The snoopgate case in Gujarat took another twist on Monday, when a police officer refused to accept a complaint filed by suspended Indian Administrative Service (IAS) officer Pradeep Kumar against Gujarat Chief Minister Narendra Modi and the state's former home minister and key aide Amit Shah.
Kumar told media that he had arrived at the police station at around 12.30 p.m. today to file his complaint against Modi and Shah in connection with the case which he sees as a cognizable offence.
He said that the concerned station house officer first refused to accept the complaint and then later said that the matter was already sub judice and had been placed before a central government-appointed inquiry committee for a probe.
Kumar said he had told the police officer that the matter should not be traeted as a simplistic one, and that the snoopgate case's illegality attracted several sections of the law.
He said that he was left with no alternative but to approach the courts now for justice.
It maybe recalled that two news portals, Cobrapost and Gulail, had claimed on November 15 that former Gujarat Home Minister Amit Shah had ordered the illegal surveillance of a woman in the state at the behest of one "saheb".
Both portals had accessed 267 audio recordings that had been handed over to the Central Bureau of Investigation (CBI).
They said the recordings contain telephone conversations in which Amit Shah, the BJP national general secretary and a close aide of Modi, directing the illegal surveillance of a young woman - christened 'Madhuri' by the journalists to protect her identity - in August-September 2009.
Shah had allegedly ordered the intrusive surveillance of the woman at the behest of someone mentioned on the supposed recordings of the event only as "saheb", whom many commentators have taken to mean was Gujarat Chief Minister Modi.
Meanwhile, the government is yet to finalize a judge to head the Snoopgate Commission of Inquiry, approved by the Union Cabinet over a week ago, as there appears to be practical complications in bringing out the panel's findings ahead of the Lok Sabha elections.
Given the electoral implications of any adverse findings against BJP's prime ministerial candidate Narendra Modi, allegedly the "saheb" behind the snooping on a woman in Gujarat, the UPA Government has set a three-month term for the commission.
According to the Commission of Inquiry Act, 1952, the report of a commission of inquiry has to be tabled in Parliament within six months of its submission to the government, that too with the action taken report (ATR).
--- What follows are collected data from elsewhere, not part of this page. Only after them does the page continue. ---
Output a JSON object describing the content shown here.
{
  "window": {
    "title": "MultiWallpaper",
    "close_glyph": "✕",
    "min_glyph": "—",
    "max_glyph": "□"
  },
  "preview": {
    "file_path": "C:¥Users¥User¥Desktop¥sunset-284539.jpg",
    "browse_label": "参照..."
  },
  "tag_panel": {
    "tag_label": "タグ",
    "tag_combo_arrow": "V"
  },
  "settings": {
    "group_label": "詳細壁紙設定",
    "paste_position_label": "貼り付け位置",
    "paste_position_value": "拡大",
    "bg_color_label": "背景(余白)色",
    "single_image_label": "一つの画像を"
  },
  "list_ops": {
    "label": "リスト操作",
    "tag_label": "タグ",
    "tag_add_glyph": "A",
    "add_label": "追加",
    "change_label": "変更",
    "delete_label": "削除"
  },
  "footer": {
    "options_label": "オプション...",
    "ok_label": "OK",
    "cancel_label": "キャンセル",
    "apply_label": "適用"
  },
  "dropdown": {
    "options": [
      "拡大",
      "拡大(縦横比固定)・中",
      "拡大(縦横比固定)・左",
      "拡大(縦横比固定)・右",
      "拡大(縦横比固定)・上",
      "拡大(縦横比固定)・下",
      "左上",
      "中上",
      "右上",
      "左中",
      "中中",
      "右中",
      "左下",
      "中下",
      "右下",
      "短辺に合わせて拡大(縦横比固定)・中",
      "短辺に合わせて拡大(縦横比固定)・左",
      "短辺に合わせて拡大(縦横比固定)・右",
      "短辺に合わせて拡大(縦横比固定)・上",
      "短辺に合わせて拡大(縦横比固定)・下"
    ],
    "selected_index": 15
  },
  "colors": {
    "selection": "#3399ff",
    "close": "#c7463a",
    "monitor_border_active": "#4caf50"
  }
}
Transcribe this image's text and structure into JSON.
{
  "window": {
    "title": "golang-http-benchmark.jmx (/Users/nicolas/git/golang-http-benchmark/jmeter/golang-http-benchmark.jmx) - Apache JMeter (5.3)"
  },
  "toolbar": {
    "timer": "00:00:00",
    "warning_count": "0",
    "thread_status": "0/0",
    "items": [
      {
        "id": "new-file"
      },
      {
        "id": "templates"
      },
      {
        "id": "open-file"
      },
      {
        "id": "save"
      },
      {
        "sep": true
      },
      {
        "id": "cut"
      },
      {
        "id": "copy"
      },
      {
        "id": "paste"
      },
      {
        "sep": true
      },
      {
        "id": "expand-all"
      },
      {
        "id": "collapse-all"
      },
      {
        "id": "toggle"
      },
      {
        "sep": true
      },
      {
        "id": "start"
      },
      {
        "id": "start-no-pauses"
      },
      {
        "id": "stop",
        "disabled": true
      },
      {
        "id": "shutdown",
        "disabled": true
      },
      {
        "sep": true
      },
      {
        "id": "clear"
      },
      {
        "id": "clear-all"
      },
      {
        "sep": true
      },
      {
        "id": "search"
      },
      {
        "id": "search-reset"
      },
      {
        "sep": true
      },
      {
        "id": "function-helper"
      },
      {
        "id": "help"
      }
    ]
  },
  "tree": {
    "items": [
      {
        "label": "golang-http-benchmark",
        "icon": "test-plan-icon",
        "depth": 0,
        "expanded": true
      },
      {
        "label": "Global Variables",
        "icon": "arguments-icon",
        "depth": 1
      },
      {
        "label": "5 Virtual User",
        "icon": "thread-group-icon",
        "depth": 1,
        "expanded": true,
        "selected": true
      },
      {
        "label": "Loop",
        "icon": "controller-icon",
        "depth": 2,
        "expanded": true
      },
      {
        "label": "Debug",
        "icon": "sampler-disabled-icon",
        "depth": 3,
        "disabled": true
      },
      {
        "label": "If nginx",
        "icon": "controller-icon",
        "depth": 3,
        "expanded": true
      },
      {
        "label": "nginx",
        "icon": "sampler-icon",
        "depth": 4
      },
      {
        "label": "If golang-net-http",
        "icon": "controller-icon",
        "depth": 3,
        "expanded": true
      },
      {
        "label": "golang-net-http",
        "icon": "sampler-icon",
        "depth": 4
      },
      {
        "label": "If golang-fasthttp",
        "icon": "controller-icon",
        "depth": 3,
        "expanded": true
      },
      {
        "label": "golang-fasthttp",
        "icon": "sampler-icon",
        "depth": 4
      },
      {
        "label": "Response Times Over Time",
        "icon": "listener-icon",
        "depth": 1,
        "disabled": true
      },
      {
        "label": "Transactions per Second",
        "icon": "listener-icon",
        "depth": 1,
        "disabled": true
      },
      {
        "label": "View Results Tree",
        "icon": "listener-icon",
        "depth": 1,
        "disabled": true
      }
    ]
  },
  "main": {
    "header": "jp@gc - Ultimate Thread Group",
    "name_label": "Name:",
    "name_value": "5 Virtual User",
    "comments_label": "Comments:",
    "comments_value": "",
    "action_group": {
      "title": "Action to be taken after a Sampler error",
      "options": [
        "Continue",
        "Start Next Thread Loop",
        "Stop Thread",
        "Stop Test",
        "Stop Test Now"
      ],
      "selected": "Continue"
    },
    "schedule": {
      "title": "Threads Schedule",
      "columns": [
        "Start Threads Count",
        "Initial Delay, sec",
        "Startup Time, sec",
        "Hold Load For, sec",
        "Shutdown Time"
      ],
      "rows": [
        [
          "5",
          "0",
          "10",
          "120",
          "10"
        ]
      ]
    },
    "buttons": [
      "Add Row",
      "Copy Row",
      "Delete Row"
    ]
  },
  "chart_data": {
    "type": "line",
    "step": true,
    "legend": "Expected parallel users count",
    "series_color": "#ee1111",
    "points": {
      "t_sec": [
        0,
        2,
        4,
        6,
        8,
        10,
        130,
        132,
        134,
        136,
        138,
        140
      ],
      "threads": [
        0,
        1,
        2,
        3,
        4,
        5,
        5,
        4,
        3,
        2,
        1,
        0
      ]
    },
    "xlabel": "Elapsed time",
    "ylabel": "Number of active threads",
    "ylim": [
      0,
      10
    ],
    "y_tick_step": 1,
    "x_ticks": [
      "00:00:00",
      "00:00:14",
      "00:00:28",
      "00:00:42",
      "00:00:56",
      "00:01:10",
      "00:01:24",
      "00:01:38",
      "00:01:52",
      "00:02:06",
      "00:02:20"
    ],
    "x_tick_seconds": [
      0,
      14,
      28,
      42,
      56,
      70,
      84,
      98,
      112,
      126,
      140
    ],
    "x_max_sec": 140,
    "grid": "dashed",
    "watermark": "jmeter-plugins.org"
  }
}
So, even if the panel's report were to be submitted to the government on time, the Union home ministry will have to examine the findings and prepare its ATR. This will obviously take some time, and the report and ATR may be placed in Parliament only under the new dispensation.
The Union cabinet had, at its meeting on December 26, approved setting up of a commission of inquiry - to be headed by a retired Supreme Court judge or a former Chief Justice of a high court - to investigate the alleged snooping of a woman by the Gujarat police, directed by then state home minister Amit Shah at the behest of one 'saheb', believed to be Modi.